Bab 6. Girl x Friend

62 8 23
                                    

"Meski ada rasa, tapi sepertinya pertemanan lebih utama saat ini. Gak tau kalau nanti. Perasaan suka berubah-ubah."
-Dino-

©nurpratiwihm

🍭

"Lo gak pernah suka adek gue sebagai cewek gitu?"

Gerakan jari Dino berhenti seketika, "Suka Cia maksudnya?" ucapnya menaikkan atensi yang langsung diangguki Naren. "Hahahaha, bang Naren kenapa sih? Kesambet apaan nanya kek gitu?"

"Jawab aja Din, gak usah ketawa gue lagi su'udzon." jawab Naren dengan menaruh stick Ps nya dikarpet. Sepertinya Naren sudah mengakhiri permainan.

Dino ikut menaruh stick nya lalu menatap Naren yang juga menatapnya, "Su'udzon napa sih bang? Iya gue suka adek lo bang, saking sukanya gue mau lempar ke Mars biar gak balik ke Bumi lagi."

"Lu bego apa gimana? Suka apa dendam lo sama adek gue?"

Dino bergerak merapikan stick dan Ps milik Naren. "Gue udah anggap Cia teman sekaligus adek gue bang. Kita udah tumbuh bersama sejak kecil, jadi sepertinya gak ada kata suka karena terlalu biasa bersama sepertinya rasa itu minim. Ngerti gak bang?"

Naren mengangguk kecil, "Padahal gue berharap lo jadi adek ipar gue Din."

"Tapi gue gak mau punya kakak ipar macam lu bang." jawab Dino dengan senyuman lebarnya.

"Bangs*t...,"

"Hahahaha canda bang,"

Naren memperhatikan Dino merapikan alat-alat Ps nya dengan lincah, "Tapi nih ya, adek gue meskipun tolol kan cantik Din? Beneran gak pernah naksir?"

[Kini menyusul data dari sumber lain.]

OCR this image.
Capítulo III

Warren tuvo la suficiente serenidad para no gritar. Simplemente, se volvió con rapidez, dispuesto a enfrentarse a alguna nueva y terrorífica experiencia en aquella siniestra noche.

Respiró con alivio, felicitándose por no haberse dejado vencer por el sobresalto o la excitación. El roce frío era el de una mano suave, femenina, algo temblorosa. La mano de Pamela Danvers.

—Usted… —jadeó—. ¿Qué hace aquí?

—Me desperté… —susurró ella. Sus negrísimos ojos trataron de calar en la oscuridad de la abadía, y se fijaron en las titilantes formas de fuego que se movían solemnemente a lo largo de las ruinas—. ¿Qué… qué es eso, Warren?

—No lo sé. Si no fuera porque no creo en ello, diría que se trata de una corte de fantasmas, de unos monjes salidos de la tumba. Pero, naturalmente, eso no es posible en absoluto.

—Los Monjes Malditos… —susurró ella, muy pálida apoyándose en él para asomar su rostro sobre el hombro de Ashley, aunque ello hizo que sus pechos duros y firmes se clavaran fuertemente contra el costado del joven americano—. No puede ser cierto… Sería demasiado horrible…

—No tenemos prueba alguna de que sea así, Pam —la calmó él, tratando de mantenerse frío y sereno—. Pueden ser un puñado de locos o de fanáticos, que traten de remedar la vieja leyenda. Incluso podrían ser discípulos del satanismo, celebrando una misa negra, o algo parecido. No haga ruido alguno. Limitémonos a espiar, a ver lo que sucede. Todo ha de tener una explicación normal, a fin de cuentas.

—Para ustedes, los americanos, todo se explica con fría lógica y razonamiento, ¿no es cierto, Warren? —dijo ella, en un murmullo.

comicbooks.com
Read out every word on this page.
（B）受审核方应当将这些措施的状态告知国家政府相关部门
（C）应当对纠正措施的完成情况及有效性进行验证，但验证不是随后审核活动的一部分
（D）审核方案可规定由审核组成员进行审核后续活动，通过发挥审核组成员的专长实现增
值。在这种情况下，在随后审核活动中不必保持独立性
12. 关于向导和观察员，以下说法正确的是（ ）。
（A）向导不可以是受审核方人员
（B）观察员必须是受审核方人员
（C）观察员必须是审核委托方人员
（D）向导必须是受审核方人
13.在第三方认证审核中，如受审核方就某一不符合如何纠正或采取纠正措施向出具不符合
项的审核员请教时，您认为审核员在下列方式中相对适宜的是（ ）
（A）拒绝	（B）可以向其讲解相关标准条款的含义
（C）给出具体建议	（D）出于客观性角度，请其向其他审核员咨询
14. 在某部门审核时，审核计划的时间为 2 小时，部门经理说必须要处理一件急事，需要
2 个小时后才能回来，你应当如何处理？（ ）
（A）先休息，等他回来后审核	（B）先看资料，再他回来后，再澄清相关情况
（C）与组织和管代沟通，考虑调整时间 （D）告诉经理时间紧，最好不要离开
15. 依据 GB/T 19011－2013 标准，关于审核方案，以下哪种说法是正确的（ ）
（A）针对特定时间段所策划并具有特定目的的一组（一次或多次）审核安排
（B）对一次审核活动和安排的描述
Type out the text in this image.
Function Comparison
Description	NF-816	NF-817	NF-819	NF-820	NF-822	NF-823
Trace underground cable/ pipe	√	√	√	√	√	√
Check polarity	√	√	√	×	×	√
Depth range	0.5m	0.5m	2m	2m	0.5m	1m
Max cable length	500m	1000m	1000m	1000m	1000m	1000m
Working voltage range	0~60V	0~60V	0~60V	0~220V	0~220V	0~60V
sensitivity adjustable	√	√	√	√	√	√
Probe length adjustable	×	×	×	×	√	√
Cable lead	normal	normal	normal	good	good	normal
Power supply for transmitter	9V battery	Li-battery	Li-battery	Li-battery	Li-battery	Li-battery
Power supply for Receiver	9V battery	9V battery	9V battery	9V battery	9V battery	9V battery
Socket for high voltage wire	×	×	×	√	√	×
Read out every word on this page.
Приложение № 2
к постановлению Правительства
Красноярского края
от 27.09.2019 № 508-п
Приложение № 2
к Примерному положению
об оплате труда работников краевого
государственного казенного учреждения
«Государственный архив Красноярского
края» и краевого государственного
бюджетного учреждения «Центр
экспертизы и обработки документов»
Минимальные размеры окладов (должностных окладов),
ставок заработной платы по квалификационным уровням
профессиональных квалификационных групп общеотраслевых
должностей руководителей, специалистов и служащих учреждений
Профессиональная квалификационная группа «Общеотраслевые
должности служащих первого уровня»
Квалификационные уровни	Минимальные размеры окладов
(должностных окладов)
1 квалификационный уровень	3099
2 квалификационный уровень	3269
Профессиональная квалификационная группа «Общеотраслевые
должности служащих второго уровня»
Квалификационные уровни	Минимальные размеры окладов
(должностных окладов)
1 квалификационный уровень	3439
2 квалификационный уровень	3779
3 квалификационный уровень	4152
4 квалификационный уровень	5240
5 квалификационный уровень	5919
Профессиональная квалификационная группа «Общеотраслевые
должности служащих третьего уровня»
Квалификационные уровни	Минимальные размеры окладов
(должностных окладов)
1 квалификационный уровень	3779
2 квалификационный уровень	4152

Dino tertawa kecil, kenapa bang Naren kek ngebet banget ya? Padahal Dino udah jelasin.

"Bang, lu liat dulu adek lo. Cantik kagak?" tunjuk Dino dengan dagunya membuat Naren ikutan melirik kearah gadis yang tidur terlentang di ranjang.

Cia tidur dengan posisi terlentang, mulut menganga dengan iler yang sepertinya bakalan membuat anak sungai di bantal dengan corak bulan itu. Pastikan hari ini Naren tidak mengeluarkan sebilah pisau dapur untuk membunuh anak gadis jorok macam Cia. Padahal itu bantal kesayangan Naren.

"Pantas lu gak tertarik Din, nyamuk aja ogah deh keknya ngisap darah Cia. Jijik soalnya," ucap Naren membuat Dino terkikik geli.

Dino berjalan kearah pintu terlebih dahulu, "Kadang gue suka bingung bang, adek lu itu beneran cewek tulen apa gimana," tawa segar dari Dino terus mengalir seiring pintu kamar yang dibukanya.

"Mau kemana, jadi nginap kan lo?"

"Jadi bang, gue mau ke dapur, haus abis main."

"Kita tidur di ruang tamu ya, Cia dah tidur disini soalnya."

"Okay bang."

Kepergian Dino membuat Naren kembali melirik kearah adiknya. "Nyusahin orang, dasar cewek gak guna. Untung lo adek gue, mana cuman satu lagi mau tidak mau kudu disayang-sayang kan." cerocos Naren mulai memperbaiki keadaan adiknya.

Naren memberi bantalan lebih rendah untuk kepala Cia, lalu guling yang langsung dipeluk Cia dan terakhir selimut untuk menutupi tubuh adiknya itu. Naren juga menyempatkan diri ngelap sudut bibir Cia dengan tissue, "Jorok banget sumpah, gue juga jadi ragu nih anak cewek apa cowok ya?,"

Terakhir sebelum benar-benar meninggalkan kamarnya, Naren menatap wajah adiknya dengan senyum simpul, "Have a nice dream Nazia." kemudian tangannya bergerak memencet saklar untuk mematikan lampu dan menutup pintu kamar.